Army Sgt. Bowe Bergdahl arrives for a pretrial hearing in his court martial at Fort Bragg, N.C., in January. (Ted Richardson/Associated Press)

When Mark Boal spent 25 hours interviewing accused U.S. Army deserter Bowe Bergdahl, he didn’t plan on those hours of recorded interviews becoming part of a hugely popular podcast. He was just reporting, as he had many times before — whether for his magazine articles or his filmmaking.

But in collaboration with the producers of “Serial,” he and journalist Sarah Koenig teamed up. As a result, the story of the Army sergeant, who left his Afghanistan base in 2009 and was held captive by the Taliban for five years, became the basis of Season 2 of the spinoff of public radio’s “This American Life.”

Nor did Boal plan on his interviews becoming part of the prosecution’s case in Bergdahl’s court-martial at Fort Bragg in North Carolina next February.
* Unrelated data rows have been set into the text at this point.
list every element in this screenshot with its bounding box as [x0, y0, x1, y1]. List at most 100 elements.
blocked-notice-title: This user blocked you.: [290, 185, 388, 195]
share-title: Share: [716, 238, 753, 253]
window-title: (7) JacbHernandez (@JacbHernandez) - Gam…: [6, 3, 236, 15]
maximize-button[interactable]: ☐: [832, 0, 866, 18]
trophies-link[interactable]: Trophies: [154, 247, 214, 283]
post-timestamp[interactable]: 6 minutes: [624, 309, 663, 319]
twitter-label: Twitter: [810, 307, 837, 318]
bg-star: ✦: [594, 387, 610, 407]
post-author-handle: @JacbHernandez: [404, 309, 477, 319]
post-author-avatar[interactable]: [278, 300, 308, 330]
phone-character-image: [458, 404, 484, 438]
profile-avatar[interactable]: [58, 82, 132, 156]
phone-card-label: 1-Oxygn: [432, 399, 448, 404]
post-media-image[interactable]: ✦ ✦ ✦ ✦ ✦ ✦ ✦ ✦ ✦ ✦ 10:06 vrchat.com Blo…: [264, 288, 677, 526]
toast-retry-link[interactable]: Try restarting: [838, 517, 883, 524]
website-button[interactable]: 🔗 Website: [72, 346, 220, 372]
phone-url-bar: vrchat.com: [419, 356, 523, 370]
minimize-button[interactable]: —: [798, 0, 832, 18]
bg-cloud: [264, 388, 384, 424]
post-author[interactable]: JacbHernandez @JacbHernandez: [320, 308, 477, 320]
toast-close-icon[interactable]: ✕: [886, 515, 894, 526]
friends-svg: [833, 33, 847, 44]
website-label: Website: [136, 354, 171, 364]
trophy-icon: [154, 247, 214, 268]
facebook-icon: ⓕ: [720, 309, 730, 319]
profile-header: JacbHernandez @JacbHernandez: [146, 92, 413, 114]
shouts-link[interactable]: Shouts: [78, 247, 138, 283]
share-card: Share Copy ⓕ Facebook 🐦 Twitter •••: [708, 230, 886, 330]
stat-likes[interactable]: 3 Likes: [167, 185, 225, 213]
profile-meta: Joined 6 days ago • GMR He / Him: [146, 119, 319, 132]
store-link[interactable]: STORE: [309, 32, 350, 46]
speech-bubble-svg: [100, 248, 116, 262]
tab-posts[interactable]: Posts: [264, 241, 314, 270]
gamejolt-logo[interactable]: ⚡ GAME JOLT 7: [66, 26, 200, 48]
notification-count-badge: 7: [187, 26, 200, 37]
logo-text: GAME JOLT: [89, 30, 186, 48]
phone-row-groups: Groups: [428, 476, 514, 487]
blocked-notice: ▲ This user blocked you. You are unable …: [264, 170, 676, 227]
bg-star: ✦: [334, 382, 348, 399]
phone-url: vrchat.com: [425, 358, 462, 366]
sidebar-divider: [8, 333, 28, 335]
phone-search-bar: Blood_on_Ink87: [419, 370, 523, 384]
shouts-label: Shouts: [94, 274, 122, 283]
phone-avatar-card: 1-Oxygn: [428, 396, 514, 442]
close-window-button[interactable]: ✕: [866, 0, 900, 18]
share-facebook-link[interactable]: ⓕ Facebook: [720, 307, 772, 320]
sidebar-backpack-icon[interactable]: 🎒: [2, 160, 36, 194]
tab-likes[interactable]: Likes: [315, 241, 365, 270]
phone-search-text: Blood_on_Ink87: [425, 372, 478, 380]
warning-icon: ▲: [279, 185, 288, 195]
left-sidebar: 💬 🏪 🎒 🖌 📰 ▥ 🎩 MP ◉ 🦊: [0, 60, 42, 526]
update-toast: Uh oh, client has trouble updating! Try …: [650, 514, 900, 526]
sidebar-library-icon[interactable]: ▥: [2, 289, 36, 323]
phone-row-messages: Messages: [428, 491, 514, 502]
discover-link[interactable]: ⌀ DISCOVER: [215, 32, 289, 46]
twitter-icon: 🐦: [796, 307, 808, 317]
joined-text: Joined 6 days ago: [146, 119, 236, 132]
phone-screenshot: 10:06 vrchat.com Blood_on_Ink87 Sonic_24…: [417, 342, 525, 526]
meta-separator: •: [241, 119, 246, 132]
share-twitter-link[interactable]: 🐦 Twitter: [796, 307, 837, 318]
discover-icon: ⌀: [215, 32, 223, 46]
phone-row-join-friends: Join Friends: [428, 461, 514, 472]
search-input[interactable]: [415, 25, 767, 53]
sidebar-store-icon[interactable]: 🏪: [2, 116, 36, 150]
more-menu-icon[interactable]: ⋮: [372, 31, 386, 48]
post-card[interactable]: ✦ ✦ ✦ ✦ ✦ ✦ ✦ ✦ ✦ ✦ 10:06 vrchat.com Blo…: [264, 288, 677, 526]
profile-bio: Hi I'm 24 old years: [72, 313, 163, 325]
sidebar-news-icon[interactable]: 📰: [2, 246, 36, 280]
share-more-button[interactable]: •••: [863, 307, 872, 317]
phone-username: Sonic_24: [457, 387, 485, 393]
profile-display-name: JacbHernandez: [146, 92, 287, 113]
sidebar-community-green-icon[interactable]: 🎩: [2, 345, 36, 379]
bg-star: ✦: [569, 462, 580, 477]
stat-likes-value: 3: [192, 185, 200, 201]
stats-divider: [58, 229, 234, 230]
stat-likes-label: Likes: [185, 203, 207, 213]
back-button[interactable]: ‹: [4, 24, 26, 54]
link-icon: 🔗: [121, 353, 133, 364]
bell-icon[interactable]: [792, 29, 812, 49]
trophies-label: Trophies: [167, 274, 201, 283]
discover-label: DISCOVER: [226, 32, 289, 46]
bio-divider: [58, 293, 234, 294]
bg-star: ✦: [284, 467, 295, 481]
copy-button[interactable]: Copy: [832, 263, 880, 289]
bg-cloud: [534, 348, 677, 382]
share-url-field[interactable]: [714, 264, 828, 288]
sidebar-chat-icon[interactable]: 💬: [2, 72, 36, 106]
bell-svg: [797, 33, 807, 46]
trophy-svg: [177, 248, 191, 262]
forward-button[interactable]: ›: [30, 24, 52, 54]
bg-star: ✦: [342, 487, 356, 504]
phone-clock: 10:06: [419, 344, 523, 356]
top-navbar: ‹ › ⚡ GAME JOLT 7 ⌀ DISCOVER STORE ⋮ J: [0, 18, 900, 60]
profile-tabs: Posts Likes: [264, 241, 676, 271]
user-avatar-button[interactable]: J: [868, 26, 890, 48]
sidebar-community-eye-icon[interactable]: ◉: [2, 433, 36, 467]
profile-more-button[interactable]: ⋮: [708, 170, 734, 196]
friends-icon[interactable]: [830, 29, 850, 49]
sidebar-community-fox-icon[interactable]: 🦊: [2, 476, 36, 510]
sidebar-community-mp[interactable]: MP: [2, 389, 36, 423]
That’s what a military prosecutor has in mind, according to court papers. The former soldier faces life in prison if he is found guilty of the charges of desertion and misbehavior before the enemy. Bergdahl was freed in 2014 in exchange for five Taliban fighters being held at Guantanamo Bay.

Boal is trying to prevent the subpoena by asking a civilian federal court in Los Angeles to intervene on First Amendment grounds. After all, unaired recordings are not unlike a reporter’s notes, which news organizations have long objected to being used in court. The prosecutor, Army Maj. Justin Oshana, in a court filing, called Boal’s interviews “relevant and necessary” to the case; he said he shared a draft subpoena with Boal’s attorney. (The Justice Department, which is objecting to Boal’s request and backing the military prosecutor, would not comment for this column.)

The good news for journalists and citizens is that Boal has his own army behind him: a long list of news organizations, including National Public Radio, the Associated Press, The Washington Post, Fox and the other major network news companies.

“This is a dream team of media — from across the political spectrum,” Boal said when the friend-of-the-court brief was filed late last month. Boal’s films include “The Hurt Locker” (for which he won the screenwriting Oscar) and “Zero Dark Thirty” (which he also wrote).

It wasn’t hard to find supporters, according to Katie Townsend, the litigation director for the Reporters Committee for Freedom of the Press, who wrote the brief.

“People were eager to jump to Boal’s aid,” Townsend told me. The reason is clear: News organizations don’t want their newsgathering efforts to be drawn into legal battles. And in a new era, in which a podcast can be every bit as much of a news outlet as a TV broadcast, it’s important to make sure that the newer breed of journalists gets the same protection as more traditional media.

The news organizations fear the effect on other journalists if Boal’s material is successfully brought into the case.

This should all sound familiar for those aware of New York Times reporter James Risen’s fight against testifying in a government leak prosecution in the past few years. For a time, it looked as though Risen’s fierce resistance to giving up his confidential source would land him in jail.

After many years of Risen’s battling the Justice Department, then-Attorney General Eric H. Holder Jr. said clearly that newsgathering needs to be protected and that no journalist should face jail for doing his or her job. President Obama has echoed that, as has Attorney General Loretta E. Lynch.

If courts — military or civilian — are able to subpoena reporters’ testimony and materials, and use them to prosecute crimes, interview subjects (also known as sources) will be much less likely to agree to speak.

“Journalists conducting newsgathering need protection from being dragged into prosecutions,” said Michael Oreskes, the news chief at NPR. The real protection isn’t for journalists themselves, he said, but for the public and its right to know what journalists turn up.

After all, according to Boal’s lawyer, Jean-Paul Jassy, the prosecution already has more than 300 pages of sworn testimony from Bergdahl himself and 1.5 million pages of material from 28 different agencies.

Oreskes termed the military prosecutor’s plans “just a fishing expedition.” And it would be a harmful one.

After his “dream team” of supporters came together last month, Boal asked a rhetorical question: “When was the last time Fox and NPR agreed on an issue?” That they have done so is a clear signal that the stakes are high, not only for journalists but also for those they are intended to represent: U.S. citizens.

Whatever happens to Bergdahl at Fort Bragg, the recorded interviews shouldn’t be part of the equation. The incremental value they might add to the prosecution’s case wouldn’t come close to being worth the eventual cost to newsgathering and to the public’s right to know.